PPP, BC, and PRF lysates reduced inflammation in murine ST2 cells preincubated by BMP2. ST2 cells were treated with BMP2 for 48 h, followed by addition of 10% PPP, BC, and 30% PRF in the presence of the inflammatory cytokines TNFα and IL1β. (A,B) Data indicate the x-fold changes of IL6 and iNOS gene expression, n = 4.

Figure 4

PPP, BC, and PRF lysates reduced inflammation in murine calvaria-derived cells. Calvaria cells were exposed to 10% of PPP, BC, and 30% of PRF in the presence of the inflammatory cytokines TNFα and IL1β. (A,B) Data indicate the x-fold changes of iNOS and CCL5 gene expression, n = 4.

Figure 5

None of the fractions reduced inflammation in gingival fibroblasts and HSC2. Gingival fibroblasts and HSC2 were incubated with 10% of PPP, BC, and 30% of PRF in the presence of TNFα and IL1β. In gingival fibroblasts, 10% of Alb-gel and RC were also added. (A,B) Data indicate the x-fold changes of IL6 gene expression, n = 4.

Figure 6

PPP, BC, and PRF could weaken phosphorylation of p65 in ST2 cells. Western blot analysis was carried out for phospho-p65 and total p65. (A) ST2 cells were treated with TNFα and IL1β in the presence or absence of 10% of PPP, BC, Alb-gel, RC, and 30% of PRF lysates. (B) Data indicate the relative changes normalized to p65.

Figure 7

PPP, BC, and PRF attenuated the translocation of NF-κB from the cytoplasm into the nucleus.
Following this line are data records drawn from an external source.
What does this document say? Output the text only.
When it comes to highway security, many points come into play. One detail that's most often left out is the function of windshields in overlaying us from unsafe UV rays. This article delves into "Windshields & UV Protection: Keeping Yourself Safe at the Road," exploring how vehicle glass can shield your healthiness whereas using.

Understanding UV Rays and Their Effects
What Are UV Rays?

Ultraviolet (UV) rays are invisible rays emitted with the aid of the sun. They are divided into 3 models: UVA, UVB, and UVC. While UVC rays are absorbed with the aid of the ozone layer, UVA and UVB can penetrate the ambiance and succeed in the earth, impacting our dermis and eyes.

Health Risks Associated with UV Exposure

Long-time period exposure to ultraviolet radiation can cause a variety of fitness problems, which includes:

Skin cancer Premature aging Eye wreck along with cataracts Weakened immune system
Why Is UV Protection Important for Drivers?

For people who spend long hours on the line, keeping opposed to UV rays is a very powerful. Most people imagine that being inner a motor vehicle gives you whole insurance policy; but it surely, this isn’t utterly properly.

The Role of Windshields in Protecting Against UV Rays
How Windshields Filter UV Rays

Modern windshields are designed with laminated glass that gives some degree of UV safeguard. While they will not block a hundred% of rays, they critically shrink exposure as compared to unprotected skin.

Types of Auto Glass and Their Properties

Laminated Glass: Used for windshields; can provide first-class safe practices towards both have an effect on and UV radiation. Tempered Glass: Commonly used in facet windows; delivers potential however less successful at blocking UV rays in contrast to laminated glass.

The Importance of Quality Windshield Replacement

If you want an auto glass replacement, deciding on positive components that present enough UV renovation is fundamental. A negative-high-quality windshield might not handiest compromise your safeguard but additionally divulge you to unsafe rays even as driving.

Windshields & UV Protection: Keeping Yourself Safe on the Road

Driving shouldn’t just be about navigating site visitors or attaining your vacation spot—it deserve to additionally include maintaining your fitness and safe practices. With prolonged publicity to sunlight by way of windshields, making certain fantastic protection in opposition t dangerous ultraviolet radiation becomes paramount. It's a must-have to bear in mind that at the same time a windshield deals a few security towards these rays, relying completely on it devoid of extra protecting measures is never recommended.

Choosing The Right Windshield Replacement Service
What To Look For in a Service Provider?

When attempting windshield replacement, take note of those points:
ST2 cells were exposed to TNFα and IL1β with or without PPP, BC, Alb-gel, RC, and PRF. Immunofluorescence analysis of intracellular translocation of NF-κB p65 into the nucleus. Blue nuclei indicate the unstained cells and green nuclei are positive stained cells. WO means without and represents unstimulated cells.

Figure 8

PPP, BC, and PRF can reduce inflammation provoked by TLR2 agonist in ST2 cells. The ST2 cells were exposed to 10% PPP, BC, and 30% PRF lysates in the presence of 5 μg/mL Pam3CSK4, agonists of TLR2. (A,B) Data show the x-fold changes of IL6 and iNOS gene expression, and (C) the concentration of IL6 in the supernatant of ST2 cells. n = 4.